Иногда кто-нибудь из або уходил в Сальферну, так и не выплатив менового кредита, но мы обычно отказывались от настойчивых предложений шамана вернуть долг. Отец всегда говорил, что ушедшие за грань не платят оставшимся, а как там оно называется – Валгалла, рай или Сальферна… Мой отец знал про все на свете, и смеялся надо всем на свете, и однажды ушел с або в Сальферну.
Я-то знал, что он ушел за мамой, он так и не сумел привыкнуть к ее смерти, и это было, пожалуй, единственное, над чем он не смеялся. Отец ушел за мамой, а брат говорил, что уходит к ним, а я остался, потому что был слишком мал, чтобы верить в радужный круг, где исполняются просьбы. В такое можно поверить, когда больше верить не во что, и делать больше нечего, и ничего не осталось, а у меня осталась ферма, мамина ферма, и если бы не молчаливый улыбчивый Хосита…

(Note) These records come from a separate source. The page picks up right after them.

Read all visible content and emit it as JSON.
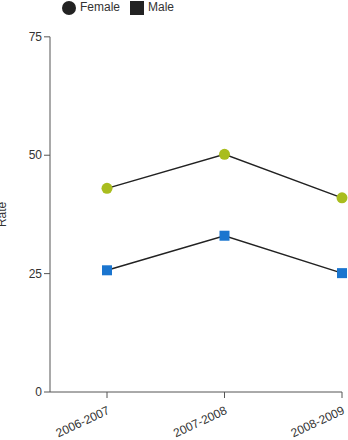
{
  "chart_data": {
    "type": "line",
    "categories": [
      "2006-2007",
      "2007-2008",
      "2008-2009"
    ],
    "series": [
      {
        "name": "Male",
        "color": "#1a75cf",
        "marker": "square",
        "values": [
          25.7,
          33,
          25.1
        ]
      },
      {
        "name": "Female",
        "color": "#a9bd1e",
        "marker": "circle",
        "values": [
          43,
          50.2,
          41
        ]
      }
    ],
    "y_label": "Rate",
    "ylim": [
      0,
      75
    ],
    "yticks": [
      0,
      25,
      50,
      75
    ],
    "grid": false,
    "legend": "top left"
  }
}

– Чего ты хочешь от жизни, Хо?
– Ничего, хозяин.
– Совсем?…
Так же спокойно он оправился вскапывать Бакстеровский огород, после того, как Большой Бен ввалился к нам во двор и принялся орать, тыча мне в нос перья своего ободранного Джонни. Брамапутра спрятался в курятник и клюва оттуда не показывал до вечера, я старался не отходить от валявшейся у забора лопаты, а Хосита поклонился багровому Бену, и потом вскопал ему весь огород. Почти весь. Особо нежные ростки спаржи он окапывал руками, тыча в землю растопыренными пальцами и разминая каждый комочек, точно как наш Брамапутра в поисках червя.
Бен постоял над ним, подумал и пнул землю носком ботинка. После недельной жары все высохло и растрескалось, так что Бен попрыгал на одной ноге, после притащил мотыгу и отправил японца домой. Бакстеровский пацан, шалопай и ябеда, завопил что-то вслед про узкоглазых бабуинов, но папаша неожиданно отвесил ему хорошую затрещину и долго провожал взглядом подпрыгивающую походку дарового работника.

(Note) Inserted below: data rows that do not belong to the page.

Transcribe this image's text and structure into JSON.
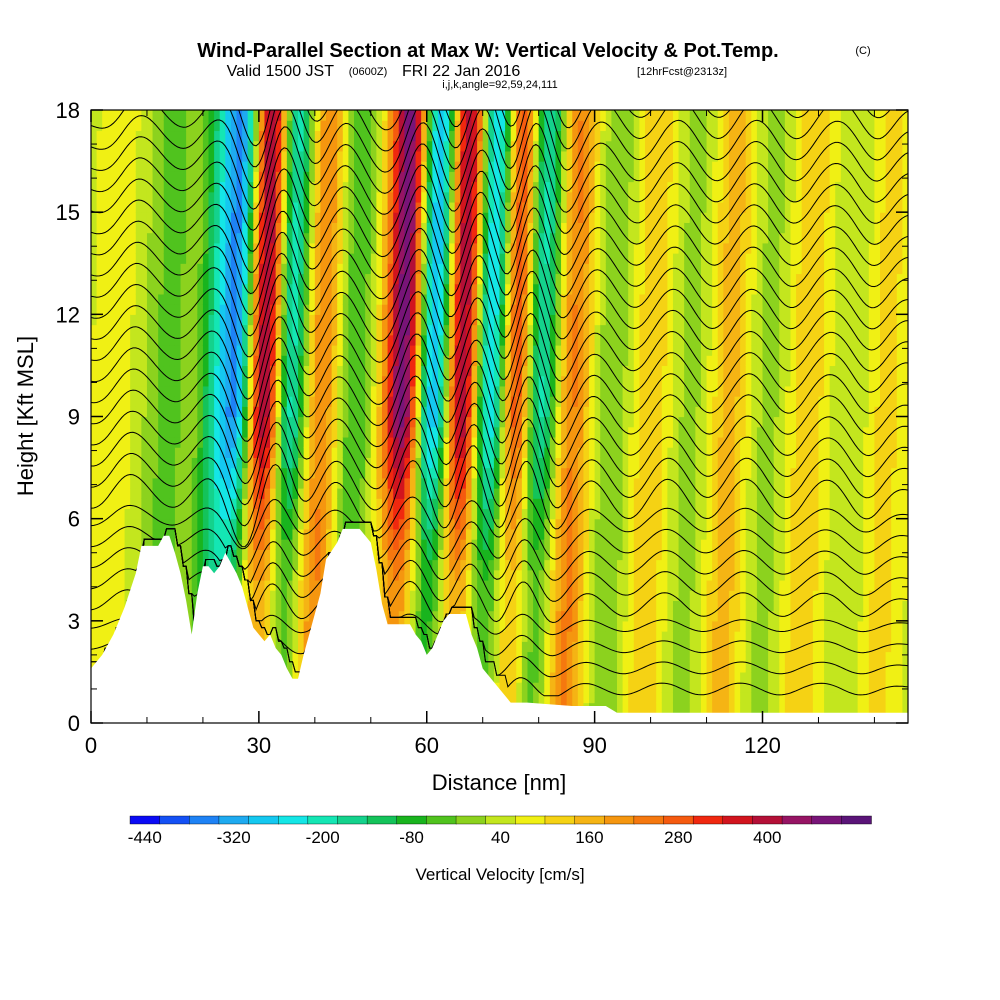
{
  "title": {
    "main": "Wind-Parallel Section at Max W: Vertical Velocity & Pot.Temp.",
    "copyright": "(C)",
    "valid_prefix": "Valid 1500 JST",
    "valid_zulu": "(0600Z)",
    "valid_date": "FRI 22 Jan 2016",
    "forecast": "[12hrFcst@2313z]",
    "indices": "i,j,k,angle=92,59,24,111"
  },
  "colorbar": {
    "label": "Vertical Velocity [cm/s]",
    "tick_labels": [
      "-440",
      "-320",
      "-200",
      "-80",
      "40",
      "160",
      "280",
      "400"
    ],
    "colors": [
      "#0a0af5",
      "#1450f5",
      "#1e82f5",
      "#1eaaf0",
      "#14c8f0",
      "#14e6e6",
      "#14e6b4",
      "#14d28c",
      "#14c35a",
      "#19b41e",
      "#50c31e",
      "#8cd21e",
      "#c3e61e",
      "#f0f014",
      "#f5d214",
      "#f5b414",
      "#f5960f",
      "#f5780f",
      "#f55a0f",
      "#f0280f",
      "#d2141e",
      "#b40f37",
      "#961464",
      "#781478",
      "#5a1478"
    ]
  },
  "chart_data": {
    "type": "heatmap",
    "title": "Wind-Parallel Section at Max W: Vertical Velocity & Pot.Temp.",
    "xlabel": "Distance [nm]",
    "ylabel": "Height [Kft MSL]",
    "xlim": [
      0,
      146
    ],
    "ylim": [
      0,
      18
    ],
    "x_ticks": [
      0,
      30,
      60,
      90,
      120
    ],
    "y_ticks": [
      0,
      3,
      6,
      9,
      12,
      15,
      18
    ],
    "value_range": [
      -440,
      460
    ],
    "value_units": "cm/s",
    "contour_field": "Potential temperature",
    "w_bands": [
      {
        "x": 4,
        "w": 40,
        "width": 3
      },
      {
        "x": 10,
        "w": -20,
        "width": 3
      },
      {
        "x": 14,
        "w": -80,
        "width": 3
      },
      {
        "x": 22,
        "w": -160,
        "width": 3
      },
      {
        "x": 26,
        "w": -360,
        "width": 3
      },
      {
        "x": 31,
        "w": 420,
        "width": 3.5
      },
      {
        "x": 35,
        "w": -320,
        "width": 3
      },
      {
        "x": 41,
        "w": 160,
        "width": 3
      },
      {
        "x": 47,
        "w": -100,
        "width": 3
      },
      {
        "x": 56,
        "w": 440,
        "width": 3.5
      },
      {
        "x": 61,
        "w": -440,
        "width": 3.5
      },
      {
        "x": 66,
        "w": 420,
        "width": 3.5
      },
      {
        "x": 71,
        "w": -360,
        "width": 3
      },
      {
        "x": 76,
        "w": 280,
        "width": 3
      },
      {
        "x": 80,
        "w": -260,
        "width": 3
      },
      {
        "x": 86,
        "w": 160,
        "width": 3
      },
      {
        "x": 93,
        "w": -60,
        "width": 3
      },
      {
        "x": 100,
        "w": 80,
        "width": 3
      },
      {
        "x": 107,
        "w": -40,
        "width": 3
      },
      {
        "x": 114,
        "w": 100,
        "width": 3
      },
      {
        "x": 121,
        "w": -40,
        "width": 3
      },
      {
        "x": 128,
        "w": 80,
        "width": 3
      },
      {
        "x": 136,
        "w": -20,
        "width": 3
      },
      {
        "x": 142,
        "w": 60,
        "width": 3
      }
    ],
    "terrain_height_kft": [
      [
        0,
        1.6
      ],
      [
        2,
        2.0
      ],
      [
        4,
        2.6
      ],
      [
        6,
        3.4
      ],
      [
        8,
        4.4
      ],
      [
        9,
        5.2
      ],
      [
        12,
        5.2
      ],
      [
        13,
        5.5
      ],
      [
        14,
        5.5
      ],
      [
        15,
        5.0
      ],
      [
        16,
        4.4
      ],
      [
        17,
        3.6
      ],
      [
        18,
        2.6
      ],
      [
        19,
        3.8
      ],
      [
        20,
        4.6
      ],
      [
        21,
        4.6
      ],
      [
        22,
        4.4
      ],
      [
        23,
        4.6
      ],
      [
        24,
        5.0
      ],
      [
        25,
        4.7
      ],
      [
        26,
        4.4
      ],
      [
        27,
        4.0
      ],
      [
        28,
        3.4
      ],
      [
        29,
        2.8
      ],
      [
        30,
        2.6
      ],
      [
        31,
        2.4
      ],
      [
        32,
        2.6
      ],
      [
        33,
        2.2
      ],
      [
        34,
        2.0
      ],
      [
        35,
        1.6
      ],
      [
        36,
        1.3
      ],
      [
        37,
        1.3
      ],
      [
        38,
        2.0
      ],
      [
        39,
        2.6
      ],
      [
        40,
        3.2
      ],
      [
        41,
        3.8
      ],
      [
        42,
        4.8
      ],
      [
        44,
        5.3
      ],
      [
        45,
        5.7
      ],
      [
        48,
        5.7
      ],
      [
        50,
        5.3
      ],
      [
        51,
        4.5
      ],
      [
        52,
        3.5
      ],
      [
        53,
        2.9
      ],
      [
        54,
        2.9
      ],
      [
        57,
        2.9
      ],
      [
        58,
        2.6
      ],
      [
        59,
        2.4
      ],
      [
        60,
        2.0
      ],
      [
        61,
        2.2
      ],
      [
        62,
        2.6
      ],
      [
        63,
        3.0
      ],
      [
        64,
        3.2
      ],
      [
        67,
        3.2
      ],
      [
        68,
        2.6
      ],
      [
        69,
        2.2
      ],
      [
        70,
        1.6
      ],
      [
        72,
        1.2
      ],
      [
        74,
        0.8
      ],
      [
        75,
        0.6
      ],
      [
        78,
        0.6
      ],
      [
        86,
        0.5
      ],
      [
        92,
        0.5
      ],
      [
        94,
        0.3
      ],
      [
        146,
        0.3
      ]
    ]
  },
  "axis_labels": {
    "x": "Distance [nm]",
    "y": "Height [Kft MSL]",
    "x_tick_labels": [
      "0",
      "30",
      "60",
      "90",
      "120"
    ],
    "y_tick_labels": [
      "0",
      "3",
      "6",
      "9",
      "12",
      "15",
      "18"
    ]
  }
}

Я наблюдал за происходящим в щель изгороди, через которую и протиснулся к нам злосчастный Джонни, потерявший хвост и самолюбие, а Хосита тут же по возвращении поволок корм своему обожаемому петуху, после чего они на пару с час плясали у сараев, размахивая согнутыми руками и крыльями и задирая ноги пяткой наружу. Я думаю, Хо не отказался бы от Брамапутриных шпор, без которых его костлявые пятки выглядели голыми и нелепыми.
Наверное, то же самое подумал охотник Аллан и трое приезжих, подрядивших Аллана отвести их в заросли. По деревне прошел слух, что гости собираются в Сальферну, но зная норов або и их отношение к любопытным чужакам – зная и не желая портить налаженных отношений, все засовывали язык куда положено и помалкивали.

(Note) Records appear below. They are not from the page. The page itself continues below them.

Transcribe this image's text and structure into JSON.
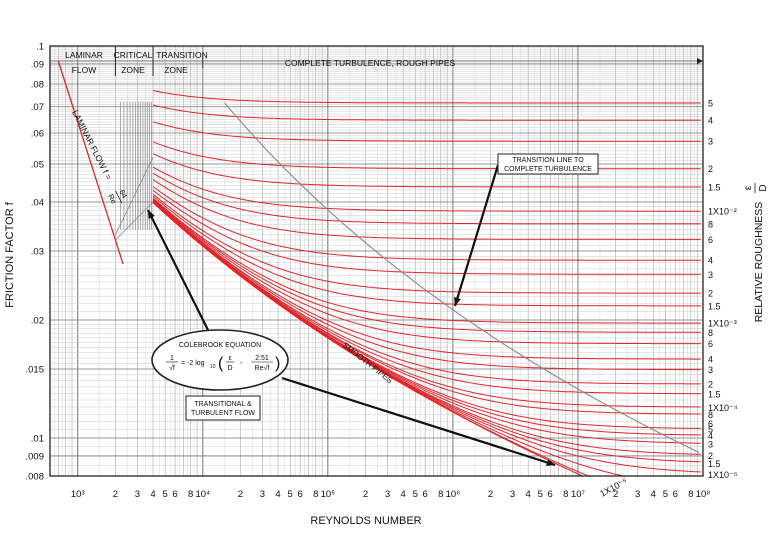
{
  "chart_data": {
    "type": "line",
    "title": "",
    "xlabel": "REYNOLDS NUMBER",
    "ylabel": "FRICTION FACTOR  f",
    "y2label": "RELATIVE ROUGHNESS",
    "y2label_fraction": {
      "num": "ε",
      "den": "D"
    },
    "x_scale": "log",
    "y_scale": "log",
    "xlim": [
      600,
      100000000
    ],
    "ylim": [
      0.008,
      0.1
    ],
    "grid": true,
    "legend": "none",
    "x_ticks": [
      {
        "value": 1000,
        "label": "10³"
      },
      {
        "value": 2000,
        "label": "2"
      },
      {
        "value": 3000,
        "label": "3"
      },
      {
        "value": 4000,
        "label": "4"
      },
      {
        "value": 5000,
        "label": "5"
      },
      {
        "value": 6000,
        "label": "6"
      },
      {
        "value": 8000,
        "label": "8"
      },
      {
        "value": 10000,
        "label": "10⁴"
      },
      {
        "value": 20000,
        "label": "2"
      },
      {
        "value": 30000,
        "label": "3"
      },
      {
        "value": 40000,
        "label": "4"
      },
      {
        "value": 50000,
        "label": "5"
      },
      {
        "value": 60000,
        "label": "6"
      },
      {
        "value": 80000,
        "label": "8"
      },
      {
        "value": 100000,
        "label": "10⁵"
      },
      {
        "value": 200000,
        "label": "2"
      },
      {
        "value": 300000,
        "label": "3"
      },
      {
        "value": 400000,
        "label": "4"
      },
      {
        "value": 500000,
        "label": "5"
      },
      {
        "value": 600000,
        "label": "6"
      },
      {
        "value": 800000,
        "label": "8"
      },
      {
        "value": 1000000,
        "label": "10⁶"
      },
      {
        "value": 2000000,
        "label": "2"
      },
      {
        "value": 3000000,
        "label": "3"
      },
      {
        "value": 4000000,
        "label": "4"
      },
      {
        "value": 5000000,
        "label": "5"
      },
      {
        "value": 6000000,
        "label": "6"
      },
      {
        "value": 8000000,
        "label": "8"
      },
      {
        "value": 10000000,
        "label": "10⁷"
      },
      {
        "value": 20000000,
        "label": "2"
      },
      {
        "value": 30000000,
        "label": "3"
      },
      {
        "value": 40000000,
        "label": "4"
      },
      {
        "value": 50000000,
        "label": "5"
      },
      {
        "value": 60000000,
        "label": "6"
      },
      {
        "value": 80000000,
        "label": "8"
      },
      {
        "value": 100000000,
        "label": "10⁸"
      }
    ],
    "y_ticks": [
      {
        "value": 0.1,
        "label": ".1"
      },
      {
        "value": 0.09,
        "label": ".09"
      },
      {
        "value": 0.08,
        "label": ".08"
      },
      {
        "value": 0.07,
        "label": ".07"
      },
      {
        "value": 0.06,
        "label": ".06"
      },
      {
        "value": 0.05,
        "label": ".05"
      },
      {
        "value": 0.04,
        "label": ".04"
      },
      {
        "value": 0.03,
        "label": ".03"
      },
      {
        "value": 0.02,
        "label": ".02"
      },
      {
        "value": 0.015,
        "label": ".015"
      },
      {
        "value": 0.01,
        "label": ".01"
      },
      {
        "value": 0.009,
        "label": ".009"
      },
      {
        "value": 0.008,
        "label": ".008"
      }
    ],
    "roughness_values": [
      0.05,
      0.04,
      0.03,
      0.02,
      0.015,
      0.01,
      0.008,
      0.006,
      0.004,
      0.003,
      0.002,
      0.0015,
      0.001,
      0.0008,
      0.0006,
      0.0004,
      0.0003,
      0.0002,
      0.00015,
      0.0001,
      8e-05,
      5e-05,
      4e-05,
      3e-05,
      2e-05,
      1.5e-05,
      1e-05,
      5e-06,
      1e-06
    ],
    "right_scale_labels": [
      {
        "value": 0.05,
        "label": "5"
      },
      {
        "value": 0.04,
        "label": "4"
      },
      {
        "value": 0.03,
        "label": "3"
      },
      {
        "value": 0.02,
        "label": "2"
      },
      {
        "value": 0.015,
        "label": "1.5"
      },
      {
        "value": 0.01,
        "label": "1X10⁻²"
      },
      {
        "value": 0.008,
        "label": "8"
      },
      {
        "value": 0.006,
        "label": "6"
      },
      {
        "value": 0.004,
        "label": "4"
      },
      {
        "value": 0.003,
        "label": "3"
      },
      {
        "value": 0.002,
        "label": "2"
      },
      {
        "value": 0.0015,
        "label": "1.5"
      },
      {
        "value": 0.001,
        "label": "1X10⁻³"
      },
      {
        "value": 0.0008,
        "label": "8"
      },
      {
        "value": 0.0006,
        "label": "6"
      },
      {
        "value": 0.0004,
        "label": "4"
      },
      {
        "value": 0.0003,
        "label": "3"
      },
      {
        "value": 0.0002,
        "label": "2"
      },
      {
        "value": 0.00015,
        "label": "1.5"
      },
      {
        "value": 0.0001,
        "label": "1X10⁻⁴"
      },
      {
        "value": 8e-05,
        "label": "8"
      },
      {
        "value": 6e-05,
        "label": "6"
      },
      {
        "value": 5e-05,
        "label": "5"
      },
      {
        "value": 4e-05,
        "label": "4"
      },
      {
        "value": 3e-05,
        "label": "3"
      },
      {
        "value": 2e-05,
        "label": "2"
      },
      {
        "value": 1.5e-05,
        "label": "1.5"
      },
      {
        "value": 1e-05,
        "label": "1X10⁻⁵"
      }
    ],
    "bottom_roughness_label": {
      "value": 1e-06,
      "label": "1X10⁻⁶"
    },
    "laminar_line": {
      "re_range": [
        700,
        2300
      ]
    },
    "smooth_pipe": {
      "re_range": [
        4000,
        100000000
      ]
    },
    "zones": {
      "laminar": {
        "line1": "LAMINAR",
        "line2": "FLOW",
        "re_range": [
          600,
          2000
        ]
      },
      "critical": {
        "line1": "CRITICAL",
        "line2": "ZONE",
        "re_range": [
          2000,
          4000
        ]
      },
      "transition": {
        "line1": "TRANSITION",
        "line2": "ZONE",
        "re_range": [
          4000,
          10000
        ]
      },
      "complete": {
        "label": "COMPLETE TURBULENCE, ROUGH PIPES",
        "re_range": [
          10000,
          100000000
        ]
      }
    },
    "annotations": {
      "laminar_flow": "LAMINAR FLOW f = 64/Re",
      "laminar_prefix": "LAMINAR FLOW f = ",
      "laminar_num": "64",
      "laminar_den": "Re",
      "transition_line_1": "TRANSITION LINE TO",
      "transition_line_2": "COMPLETE TURBULENCE",
      "smooth_pipes": "SMOOTH PIPES",
      "colebrook_title": "COLEBROOK EQUATION",
      "colebrook_lhs_num": "1",
      "colebrook_lhs_den": "√f",
      "colebrook_equals": "= -2 log",
      "colebrook_log_base": "10",
      "colebrook_t1_num": "ε",
      "colebrook_t1_den": "D",
      "colebrook_sign": "-",
      "colebrook_t2_num": "2.51",
      "colebrook_t2_den": "Re√f",
      "transitional_1": "TRANSITIONAL &",
      "transitional_2": "TURBULENT FLOW"
    }
  }
}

Вся эта компания торчала у нашего забора, находясь в состоянии крайнего веселья, потом один из чужих вытер слезящиеся глаза и кинул Хосите монету. Тот поднял ее, сдул пыль и вернул владельцу.
– Ты не хочешь денег? – удивился приезжий.
– Нет, господин.
– Чего же ты тогда хочешь?
– Ничего, господин.
– Совсем?…
Хосита улыбнулся. Приезжие переглянулись и двинулись дальше, что-то разъясняя мерно шагающему невозмутимому Аллану.
Самый толстый стал крутить у виска сосискообразным пальцем и заработал себе врага в моем лице. Все-таки японец был моим работником… или моим другом? Если только работник может работать бесплатно, а друг молчать неделями и годиться тебе в отцы. Они ничего не смыслили в жизни, эти приезжие, и они уходили в Сальферну, уходили, надеясь вернуться, и поэтому ничего не смыслили в жизни. Отец шел за мамой, брат – за ними, или за чем-то своим, непроизнесенным, а они шли из своей, городской корысти, и очень многого хотели от жизни, ничего в ней не понимая, и боялись або.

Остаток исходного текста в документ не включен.